— Считай, первый этап одолели. — Лейтенант откинулся на сиденье. — Не устал, Виктор Сергеич? А то могу подменить на втором переходе.
Васильев перехватил взгляд офицера и прочел в нём то самое, что взволновало его сегодня больше душманской стрельбы: «А ты ничего парень…» Он отрицательно качнул головой.
— Не устал, товарищ лейтенант. Да и с чего бы?
— Тогда я, пожалуй, после привала пересяду к Абдылдаеву. Он сегодня впервые в большом рейсе, сам знаешь — дальше дорога посерьёзнее. В смысле поворотов.

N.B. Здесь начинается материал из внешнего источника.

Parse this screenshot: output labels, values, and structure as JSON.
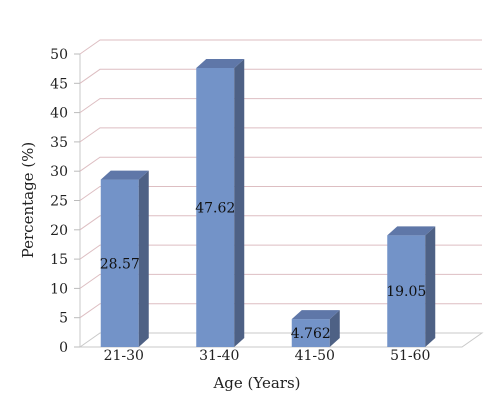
{
  "chart_data": {
    "type": "bar",
    "categories": [
      "21-30",
      "31-40",
      "41-50",
      "51-60"
    ],
    "values": [
      28.57,
      47.62,
      4.762,
      19.05
    ],
    "data_labels": [
      "28.57",
      "47.62",
      "4.762",
      "19.05"
    ],
    "title": "",
    "xlabel": "Age (Years)",
    "ylabel": "Percentage (%)",
    "ylim": [
      0,
      50
    ],
    "yticks": [
      0,
      5,
      10,
      15,
      20,
      25,
      30,
      35,
      40,
      45,
      50
    ],
    "grid": true,
    "style": "3d",
    "colors": {
      "bar_front": "#7393C8",
      "bar_side": "#4E6185",
      "bar_top": "#5F77A8",
      "gridline": "#DDBEC2",
      "floor": "#C9C9C9"
    }
  }
}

Васильев молча кивнул. Он понял: лейтенант окончательно поверил в него.
На привале у диспетчерского пункта долили баки машин. Три бензовоза ушли на государственный склад горючего, из этого городка им возвращаться обратно. С сержантом обменялись адресами. Подошел попрощаться и усатый афганец — дальше он поедет с другой колонной. Сияя белозубой улыбкой, показывал зенитчикам большой палец.
— Хорошо душмана сшибал!
Уходя, афганец несколько раз оглядывался, махал рукой. Васильеву даже взгрустнулось. С сержантом они, наверное, ещё встретятся, а с этим усачом едва ли. Даже малознакомые люди становятся близкими, если ты хоть раз делил с ними общую опасность.
Обедали консервами и сухарями, запивая остывшим чаем из фляжек. На общем построении водителей, экипажей и расчетов охранения начальник колонны, уточнив обстановку и порядок движения на втором этапе рейса, назвал тех, кто отличился в пути, особенно при отражении душманского нападения. Вслушиваясь в незнакомые фамилии командиров и солдат охранения, Виктор вдруг замер.

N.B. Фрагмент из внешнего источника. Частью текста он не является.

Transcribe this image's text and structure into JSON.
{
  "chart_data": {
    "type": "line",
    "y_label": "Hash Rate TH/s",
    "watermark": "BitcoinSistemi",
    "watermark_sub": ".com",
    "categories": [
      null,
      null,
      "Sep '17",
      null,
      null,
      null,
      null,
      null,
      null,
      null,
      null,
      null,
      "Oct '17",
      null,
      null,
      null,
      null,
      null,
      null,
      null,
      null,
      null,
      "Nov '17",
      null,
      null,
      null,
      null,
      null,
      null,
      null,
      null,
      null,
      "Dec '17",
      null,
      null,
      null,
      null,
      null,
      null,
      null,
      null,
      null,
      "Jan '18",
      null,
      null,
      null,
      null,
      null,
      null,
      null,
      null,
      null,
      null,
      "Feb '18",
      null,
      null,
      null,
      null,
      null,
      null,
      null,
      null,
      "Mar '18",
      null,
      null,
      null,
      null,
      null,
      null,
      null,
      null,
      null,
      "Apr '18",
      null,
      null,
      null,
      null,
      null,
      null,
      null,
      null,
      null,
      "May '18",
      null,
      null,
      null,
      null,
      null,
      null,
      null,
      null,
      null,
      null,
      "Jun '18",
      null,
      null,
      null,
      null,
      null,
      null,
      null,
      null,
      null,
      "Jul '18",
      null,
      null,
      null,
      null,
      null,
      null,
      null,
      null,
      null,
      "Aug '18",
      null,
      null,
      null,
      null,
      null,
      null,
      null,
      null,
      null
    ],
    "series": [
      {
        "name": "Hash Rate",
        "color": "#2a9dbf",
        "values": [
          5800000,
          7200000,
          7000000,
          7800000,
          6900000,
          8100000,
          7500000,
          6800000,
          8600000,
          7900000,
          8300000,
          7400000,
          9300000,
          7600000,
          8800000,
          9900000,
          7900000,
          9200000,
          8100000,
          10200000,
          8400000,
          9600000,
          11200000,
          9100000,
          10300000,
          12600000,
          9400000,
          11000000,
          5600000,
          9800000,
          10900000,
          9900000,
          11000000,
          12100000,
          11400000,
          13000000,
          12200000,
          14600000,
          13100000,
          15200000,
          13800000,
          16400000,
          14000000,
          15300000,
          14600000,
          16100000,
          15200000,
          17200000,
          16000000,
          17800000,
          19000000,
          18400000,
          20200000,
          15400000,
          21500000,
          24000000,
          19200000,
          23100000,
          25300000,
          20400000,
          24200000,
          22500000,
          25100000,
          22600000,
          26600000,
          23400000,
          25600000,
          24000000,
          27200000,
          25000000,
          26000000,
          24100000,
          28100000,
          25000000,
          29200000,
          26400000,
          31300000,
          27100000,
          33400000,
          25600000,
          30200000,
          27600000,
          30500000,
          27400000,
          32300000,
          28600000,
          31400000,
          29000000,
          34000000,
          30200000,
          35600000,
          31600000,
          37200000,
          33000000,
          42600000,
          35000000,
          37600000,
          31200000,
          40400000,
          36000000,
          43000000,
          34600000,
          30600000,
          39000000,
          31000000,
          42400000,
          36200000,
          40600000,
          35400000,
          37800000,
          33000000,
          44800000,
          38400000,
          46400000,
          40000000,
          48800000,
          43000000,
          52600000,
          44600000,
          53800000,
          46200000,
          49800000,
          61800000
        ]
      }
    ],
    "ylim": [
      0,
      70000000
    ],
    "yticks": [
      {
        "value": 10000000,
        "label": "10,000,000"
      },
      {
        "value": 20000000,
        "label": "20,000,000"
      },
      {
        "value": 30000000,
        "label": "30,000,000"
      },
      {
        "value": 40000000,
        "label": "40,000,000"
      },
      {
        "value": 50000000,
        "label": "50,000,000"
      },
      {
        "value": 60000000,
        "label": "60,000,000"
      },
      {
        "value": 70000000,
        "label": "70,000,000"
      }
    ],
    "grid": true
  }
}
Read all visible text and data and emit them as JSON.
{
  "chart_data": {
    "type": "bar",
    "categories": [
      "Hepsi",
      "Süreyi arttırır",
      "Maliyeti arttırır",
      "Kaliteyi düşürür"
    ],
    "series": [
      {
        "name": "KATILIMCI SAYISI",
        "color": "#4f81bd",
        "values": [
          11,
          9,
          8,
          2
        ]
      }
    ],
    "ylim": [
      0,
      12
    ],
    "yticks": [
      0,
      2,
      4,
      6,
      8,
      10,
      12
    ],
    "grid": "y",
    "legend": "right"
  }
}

— …Водителя транспортной машины рядового Васильева за находчивость и смелость при спасении подбитого бензовоза представляю к государственной награде. По окончании рейса выпустить о нем специальный «боевой листок»…
Сначала он обрадовался — выволочки за опасный риск, значит, не будет. Но тут же стало неловко. Чем он лучше других? И что такое особенное совершил сегодня? Помог товарищу в трудную минуту? Так этому его с детства учили в семье, школе, в пионерской и комсомольской организации, а в армии — это его солдатская, уставная обязанность. Сказать честно, так он и на риск пошел, потому что жаль стало машину: боялся — с нею не станут возиться, столкнут под откос и сожгут. Васильев вырос в большой семье, где берегли каждую вещь. Здесь, на исстрадавшейся афганской земле, сердце его обливается кровью при виде разрушенных домов и мостов, обломков дорогой техники, валяющейся у дорожных обочин. Если награждать — так экипаж того бронетранспортера, что прикрыл их своей броней на остановке. Без него, может, и не стоять бы сейчас в строю рядовому Васильеву. Наверное, командир взвода расписал начальнику колонны подвиги Васильева, которых, в сущности, не было. Совестно же на ребят смотреть.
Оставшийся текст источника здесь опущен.